Grassroots Labour party organization Momentum spent only £2,000 on Facebook advertising, in contrast to the Conservatives’ £1m but resulted in significantly more success because the ads were highly targeted and positive in nature, while the Tory party stayed quite negative and failed to engage its audience.
3. Leo Varadkar Takes a Firm Stance on Tough Issues
Leo Varadkar, an Irish Fine Gael politician, was elected as Ireland’s Taoiseach, Minister for Defence and Leader of Fine Gael in June 2017. A key part of his success was down to digital marketing, especially in the form of online videos. Check out one of his campaign videos, here, and see a still image of the video below:
Mr. Varadkar believes that social media will play a “key part of the modernization of Government communications,” and has used it to great effect since becoming Taoiseach.
Varadkar’s website is easy to use and contains all of the information needed to make a decision about a political candidate, including an About section that details his political stances, links for voter registration, and a Newsletter sign-up so individuals can stay informed.
He was also extremely active on social media during the campaign, particularly on Facebook and Twitter, where he used the hashtag #CampaignforLeo.

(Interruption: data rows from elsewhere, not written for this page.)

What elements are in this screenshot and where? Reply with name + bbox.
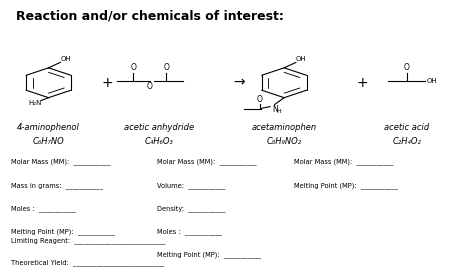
Text: H₂N: H₂N — [28, 100, 41, 106]
Text: acetic anhydride: acetic anhydride — [124, 123, 194, 132]
Text: H: H — [276, 109, 281, 114]
Text: Moles :  ___________: Moles : ___________ — [11, 205, 76, 212]
Text: +: + — [356, 76, 368, 90]
Text: O: O — [404, 63, 410, 72]
Text: OH: OH — [427, 78, 437, 84]
Text: Molar Mass (MM):  ___________: Molar Mass (MM): ___________ — [157, 159, 256, 165]
Text: C₈H₉NO₂: C₈H₉NO₂ — [266, 136, 301, 145]
Text: Limiting Reagent:  ___________________________: Limiting Reagent: ______________________… — [11, 237, 165, 244]
Text: Density:  ___________: Density: ___________ — [157, 205, 225, 212]
Text: O: O — [130, 63, 136, 72]
Text: N: N — [272, 105, 278, 114]
Text: Mass in grams:  ___________: Mass in grams: ___________ — [11, 182, 103, 189]
Text: OH: OH — [60, 56, 71, 62]
Text: 4-aminophenol: 4-aminophenol — [17, 123, 80, 132]
Text: O: O — [257, 95, 263, 104]
Text: →: → — [234, 76, 245, 90]
Text: C₆H₇NO: C₆H₇NO — [33, 136, 64, 145]
Text: Melting Point (MP):  ___________: Melting Point (MP): ___________ — [157, 251, 261, 258]
Text: Molar Mass (MM):  ___________: Molar Mass (MM): ___________ — [11, 159, 110, 165]
Text: Melting Point (MP):  ___________: Melting Point (MP): ___________ — [293, 182, 398, 189]
Text: Melting Point (MP):  ___________: Melting Point (MP): ___________ — [11, 228, 115, 235]
Text: +: + — [101, 76, 113, 90]
Text: O: O — [164, 63, 169, 72]
Text: Moles :  ___________: Moles : ___________ — [157, 228, 222, 235]
Text: OH: OH — [296, 56, 307, 62]
Text: O: O — [147, 82, 153, 91]
Text: C₂H₄O₂: C₂H₄O₂ — [392, 136, 421, 145]
Text: Molar Mass (MM):  ___________: Molar Mass (MM): ___________ — [293, 159, 393, 165]
Text: Reaction and/or chemicals of interest:: Reaction and/or chemicals of interest: — [16, 10, 283, 22]
Text: acetic acid: acetic acid — [384, 123, 429, 132]
Text: Theoretical Yield:  ___________________________: Theoretical Yield: _____________________… — [11, 259, 164, 266]
Text: acetaminophen: acetaminophen — [252, 123, 317, 132]
Text: C₄H₆O₃: C₄H₆O₃ — [145, 136, 173, 145]
Text: Volume:  ___________: Volume: ___________ — [157, 182, 225, 189]
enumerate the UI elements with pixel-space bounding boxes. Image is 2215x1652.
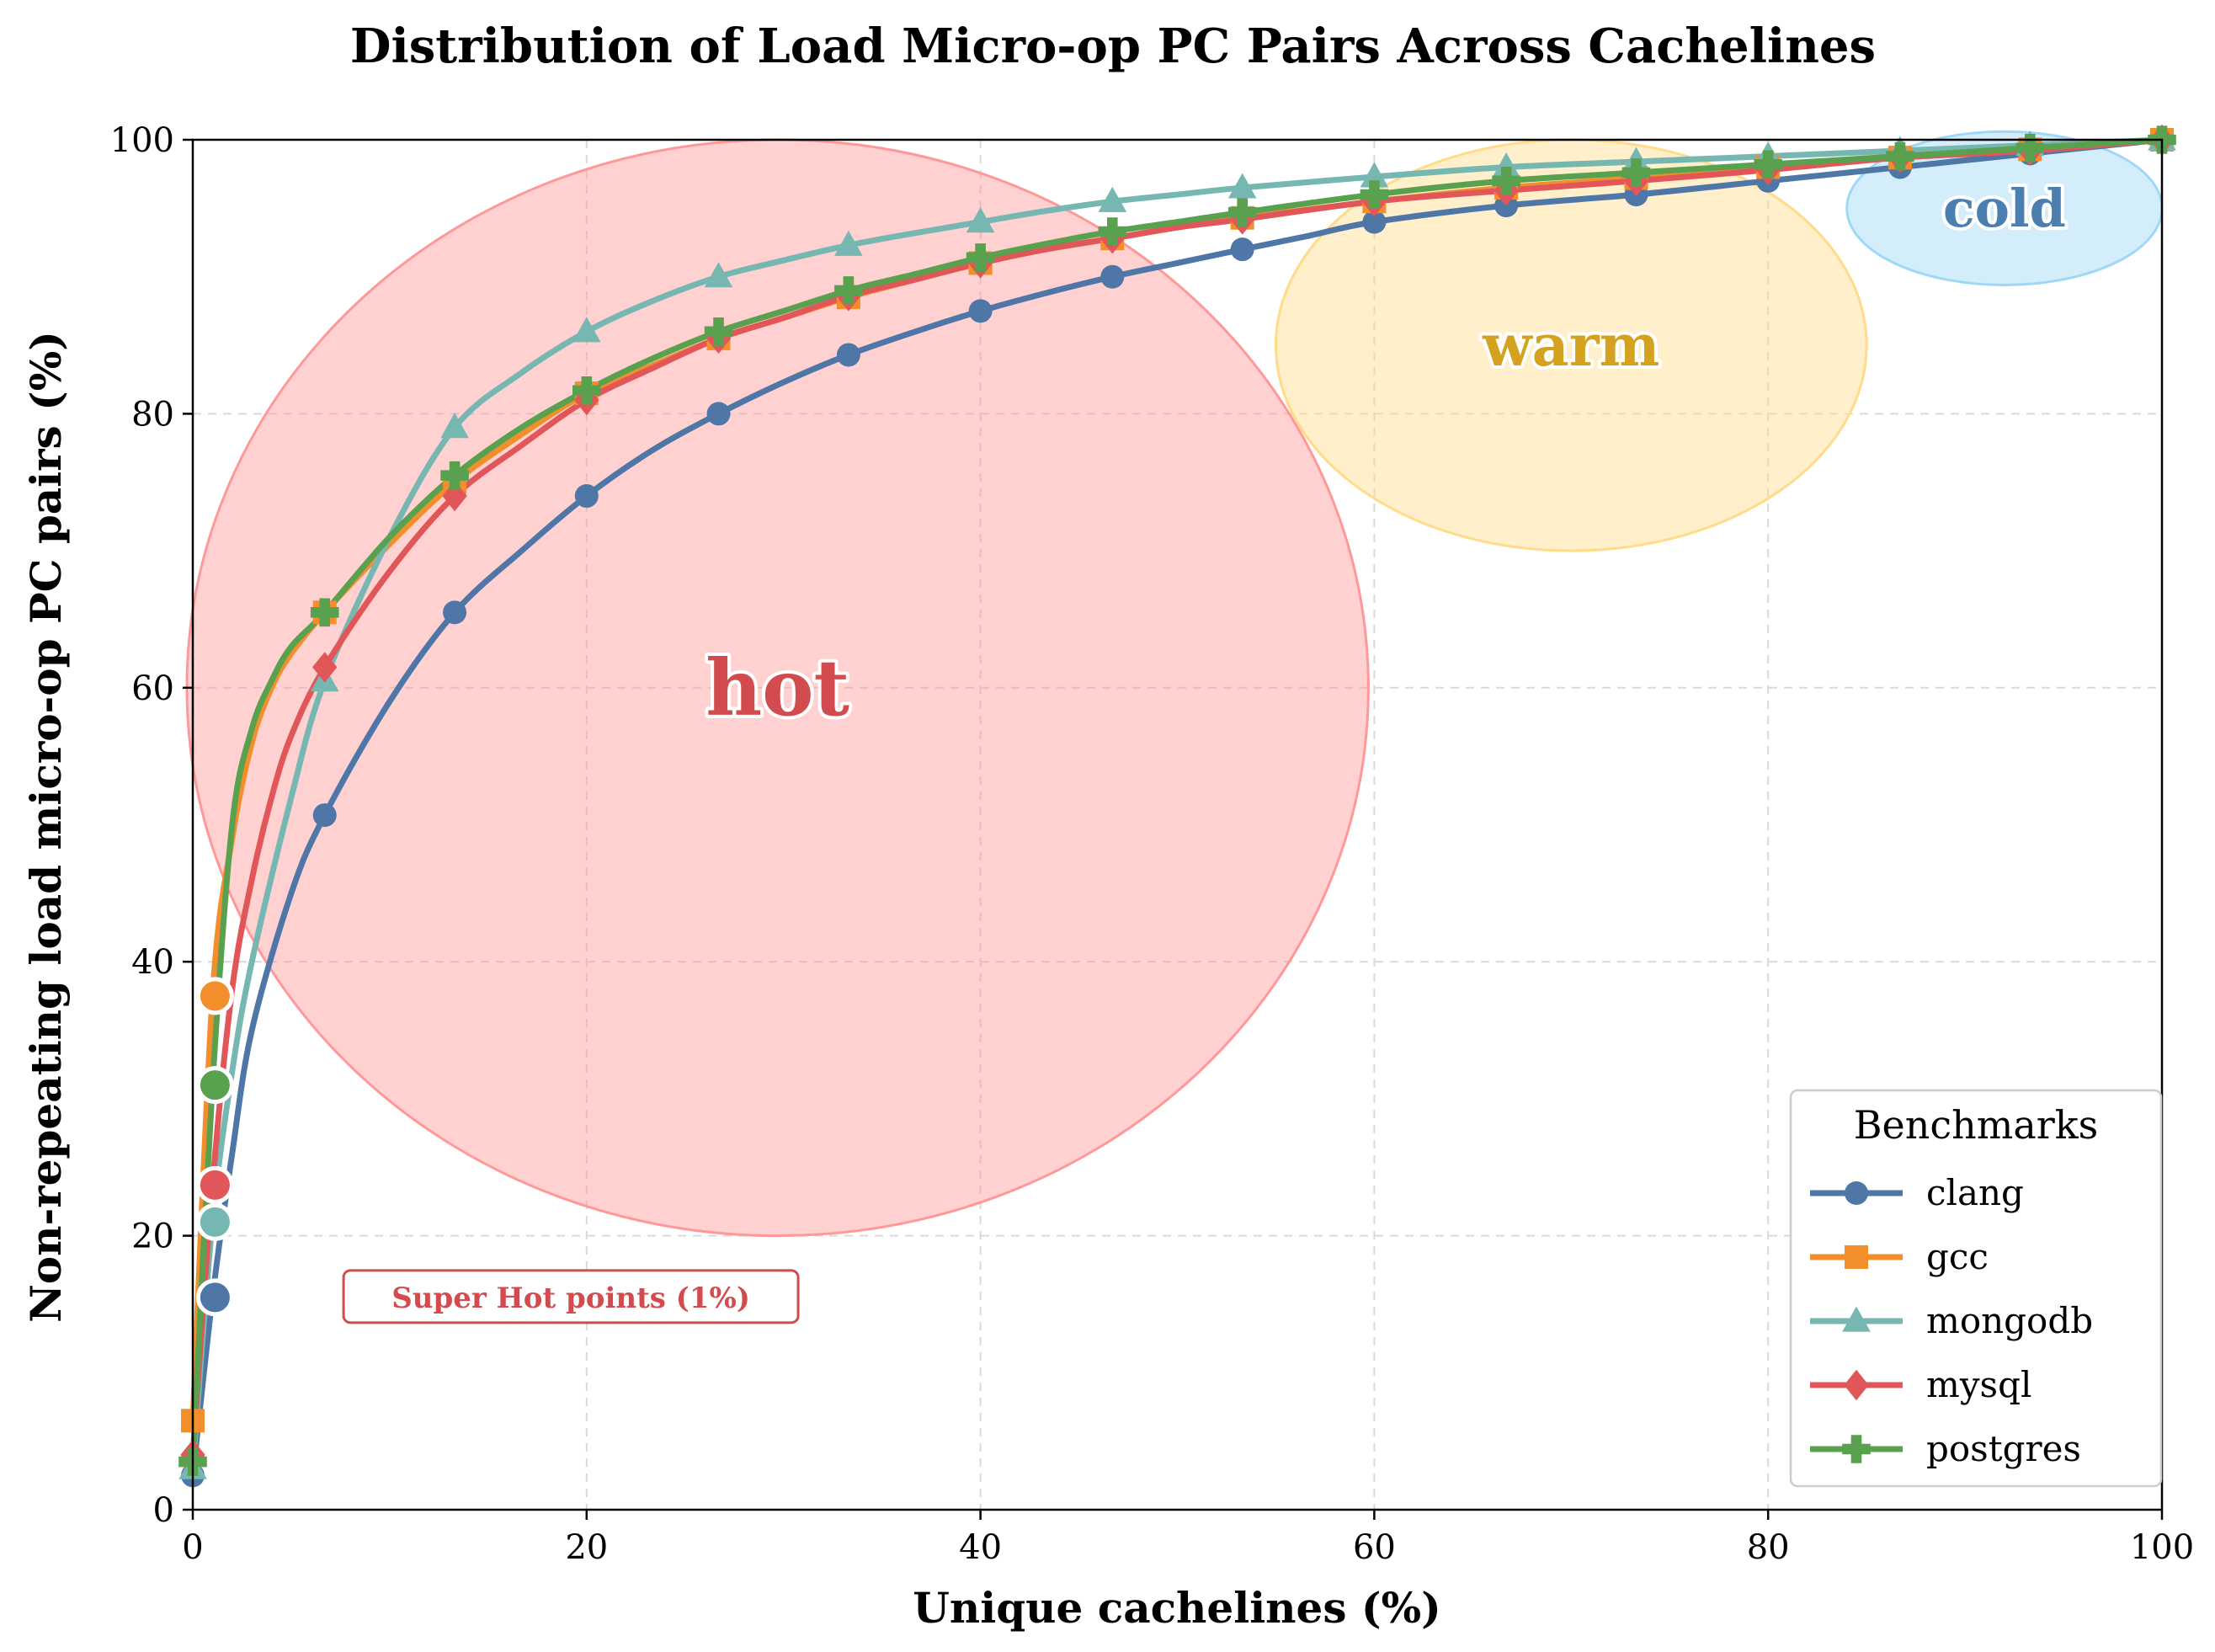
- y-tick-label: 60: [131, 669, 174, 708]
- y-tick-label: 100: [110, 121, 174, 160]
- clang-marker: [968, 299, 993, 323]
- x-tick-label: 20: [565, 1528, 608, 1567]
- clang-super-hot-point: [195, 1278, 234, 1317]
- legend-label: postgres: [1926, 1428, 2081, 1469]
- y-axis-label: Non-repeating load micro-op PC pairs (%): [21, 331, 71, 1323]
- legend-item-postgres: postgres: [1810, 1428, 2081, 1469]
- clang-marker: [312, 803, 337, 828]
- temperature-regions: [185, 130, 2164, 1238]
- legend-item-mongodb: mongodb: [1810, 1300, 2093, 1341]
- region-label-hot: hot: [705, 642, 849, 733]
- y-tick-label: 20: [131, 1218, 174, 1256]
- super-hot-annotation: Super Hot points (1%): [342, 1269, 800, 1324]
- x-tick-label: 40: [959, 1528, 1002, 1567]
- legend-box: [1789, 1089, 2163, 1488]
- postgres-marker: [2015, 133, 2045, 163]
- mongodb-marker: [572, 317, 601, 343]
- mysql-marker: [312, 652, 338, 683]
- mongodb-marker: [1492, 152, 1520, 179]
- postgres-marker: [1098, 217, 1127, 246]
- legend-label: gcc: [1926, 1236, 1989, 1277]
- clang-marker: [1362, 210, 1387, 234]
- chart-title: Distribution of Load Micro-op PC Pairs A…: [350, 19, 1876, 74]
- clang-marker: [1230, 237, 1254, 262]
- x-tick-label: 0: [182, 1528, 203, 1567]
- postgres-marker: [1754, 150, 1782, 179]
- region-label-cold: cold: [1943, 178, 2066, 239]
- legend-item-mysql: mysql: [1810, 1364, 2031, 1405]
- postgres-marker: [1227, 198, 1257, 227]
- annotation-text: Super Hot points (1%): [391, 1282, 750, 1315]
- legend-swatch-marker: [1845, 1181, 1868, 1205]
- x-tick-label: 60: [1353, 1528, 1396, 1567]
- mongodb-marker: [1360, 162, 1389, 188]
- legend-swatch-marker: [1842, 1435, 1871, 1463]
- legend-title: Benchmarks: [1854, 1102, 2099, 1148]
- plot-frame: [191, 138, 2164, 1511]
- x-axis-label: Unique cachelines (%): [913, 1583, 1440, 1633]
- x-tick-label: 80: [1747, 1528, 1790, 1567]
- legend-label: mysql: [1926, 1364, 2031, 1405]
- postgres-marker: [834, 276, 863, 305]
- mongodb-marker: [440, 413, 469, 439]
- region-labels: hot warm cold: [702, 174, 2069, 737]
- mongodb-marker: [1098, 186, 1127, 212]
- postgres-marker: [1492, 167, 1520, 195]
- postgres-marker: [966, 243, 995, 272]
- x-axis-ticks: 0 20 40 60 80 100: [182, 1510, 2194, 1567]
- clang-marker: [443, 600, 467, 625]
- mongodb-super-hot-point: [195, 1202, 234, 1241]
- postgres-marker: [704, 317, 733, 346]
- clang-marker: [1100, 264, 1125, 289]
- series-markers: [178, 124, 2176, 1488]
- y-tick-label: 80: [131, 395, 174, 434]
- x-tick-label: 100: [2130, 1528, 2194, 1567]
- postgres-marker: [1886, 141, 1914, 171]
- legend-label: clang: [1926, 1172, 2024, 1213]
- clang-marker: [836, 343, 860, 367]
- legend-item-gcc: gcc: [1810, 1236, 1989, 1277]
- gcc-super-hot-point: [195, 977, 234, 1015]
- postgres-marker: [1360, 180, 1389, 209]
- postgres-marker: [572, 376, 601, 405]
- y-axis-ticks: 0 20 40 60 80 100: [110, 121, 193, 1530]
- legend-item-clang: clang: [1810, 1172, 2024, 1213]
- y-tick-label: 40: [131, 943, 174, 982]
- annotation-box: [342, 1269, 800, 1324]
- region-label-warm: warm: [1482, 312, 1659, 380]
- legend-label: mongodb: [1926, 1300, 2093, 1341]
- mysql-super-hot-point: [195, 1165, 234, 1204]
- postgres-super-hot-point: [195, 1066, 234, 1105]
- legend-swatch-marker: [1842, 1306, 1871, 1332]
- clang-marker: [574, 484, 599, 509]
- super-hot-points: [195, 977, 234, 1317]
- mongodb-marker: [704, 262, 733, 288]
- postgres-marker: [310, 598, 339, 627]
- mysql-marker: [442, 480, 467, 512]
- legend-swatch-marker: [1844, 1369, 1869, 1401]
- mongodb-marker: [1227, 173, 1257, 199]
- mongodb-marker: [966, 207, 995, 233]
- legend: Benchmarks clang gcc mongodb mysql postgres: [1789, 1089, 2163, 1488]
- clang-marker: [706, 402, 731, 426]
- y-tick-label: 0: [153, 1491, 174, 1530]
- postgres-marker: [440, 461, 469, 490]
- postgres-marker: [1621, 158, 1651, 187]
- mongodb-marker: [834, 230, 863, 256]
- legend-swatch-marker: [1845, 1245, 1868, 1269]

The hashtag was often accompanied by videos that featured high-profile individuals giving their testimonies about why they were supporting Varadkar.
As Philip Ryan for The Irish Independent explains:
“In fact, the entire Varadkar campaign has been a masterclass in political campaigning. Everything from the early groundwork with the parliamentary party to their campaign video has been miles ahead of Coveney’s team in terms of organization and presentation.”
Overall, politicians of all parties across the globe now understand the value of social media in speaking directly to voters and heavily impacting the results of their campaigns. Paid social media advertisements provide extensive targeting opportunities with tailored messages for hundreds of different audiences.